Prior to rotating the stylus arm 52 and moving the lower edge 112 of the stylus tip 110 from one compartment of the patient’s tibia 18 to the other, the surgeon may insert a fixation pin in one guide hole of the tibial cutting block 64 to partially attach the tibial cutting block 64 to the patient’s tibia 18. As the surgeon moves the lower edge 112 of the stylus tip 110 to the other compartment, the tibial cutting block 64 is permitted to pivot about the fixation pin, assisting the surgeon in setting the medial-lateral slope of the resection plane 10.

It should be appreciated that the orthopaedic surgical instrument 50 may be attached to cutting blocks having configurations different from that of the tibial cutting block 64. For example, the plates 66, 68 of the foot 62 may be sized and shaped to be received in captured or closed cutting guide slots of a cutting block rather than in a separate slot 70.
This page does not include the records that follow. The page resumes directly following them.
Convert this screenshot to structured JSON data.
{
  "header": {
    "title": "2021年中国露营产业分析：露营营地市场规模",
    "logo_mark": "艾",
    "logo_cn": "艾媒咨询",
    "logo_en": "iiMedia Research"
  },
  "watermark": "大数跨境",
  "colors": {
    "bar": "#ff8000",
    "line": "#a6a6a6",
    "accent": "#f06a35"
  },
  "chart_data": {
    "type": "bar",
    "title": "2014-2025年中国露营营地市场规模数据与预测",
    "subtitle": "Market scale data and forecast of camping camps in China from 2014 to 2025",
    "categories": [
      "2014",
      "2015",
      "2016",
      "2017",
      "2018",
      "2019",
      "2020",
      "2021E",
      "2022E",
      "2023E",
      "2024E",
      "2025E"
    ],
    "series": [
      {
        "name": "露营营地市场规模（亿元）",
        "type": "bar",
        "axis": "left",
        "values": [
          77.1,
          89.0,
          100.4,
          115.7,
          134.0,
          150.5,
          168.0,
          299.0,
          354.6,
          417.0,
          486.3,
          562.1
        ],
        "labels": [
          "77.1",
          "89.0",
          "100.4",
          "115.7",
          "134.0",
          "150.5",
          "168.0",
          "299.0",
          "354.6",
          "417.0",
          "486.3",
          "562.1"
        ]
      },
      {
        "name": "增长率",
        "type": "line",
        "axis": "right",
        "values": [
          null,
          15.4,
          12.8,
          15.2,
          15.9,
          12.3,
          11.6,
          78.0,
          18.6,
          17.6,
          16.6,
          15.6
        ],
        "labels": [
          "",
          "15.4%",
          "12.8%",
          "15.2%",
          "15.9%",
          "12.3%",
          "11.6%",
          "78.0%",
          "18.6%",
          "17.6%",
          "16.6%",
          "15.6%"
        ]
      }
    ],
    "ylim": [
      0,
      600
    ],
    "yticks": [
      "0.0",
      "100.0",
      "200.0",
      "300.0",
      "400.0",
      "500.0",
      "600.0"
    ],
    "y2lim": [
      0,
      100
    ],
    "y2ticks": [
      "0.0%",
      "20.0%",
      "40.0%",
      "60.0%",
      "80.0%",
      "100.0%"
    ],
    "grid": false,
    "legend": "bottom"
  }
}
While the disclosure has been illustrated and described in detail in the drawings and foregoing description, such an illustration and description is to be considered as exemplary and not restrictive in character, it being understood that only illustrative embodiments have been shown and described and that all changes and modifications that come within the spirit of the disclosure are desired to be protected.

There are a plurality of advantages of the present disclosure arising from the various features of the apparatus, system, and method described herein. It will be noted that alternative embodiments of the apparatus, system, and method of the present disclosure may not include all of the features described yet still benefit from at least some of the advantages of such features. Those of ordinary skill in the art may readily devise their own implementations of the apparatus, system, and method that incorporate one or more of the features of the present invention and fall within the spirit and scope of the present disclosure.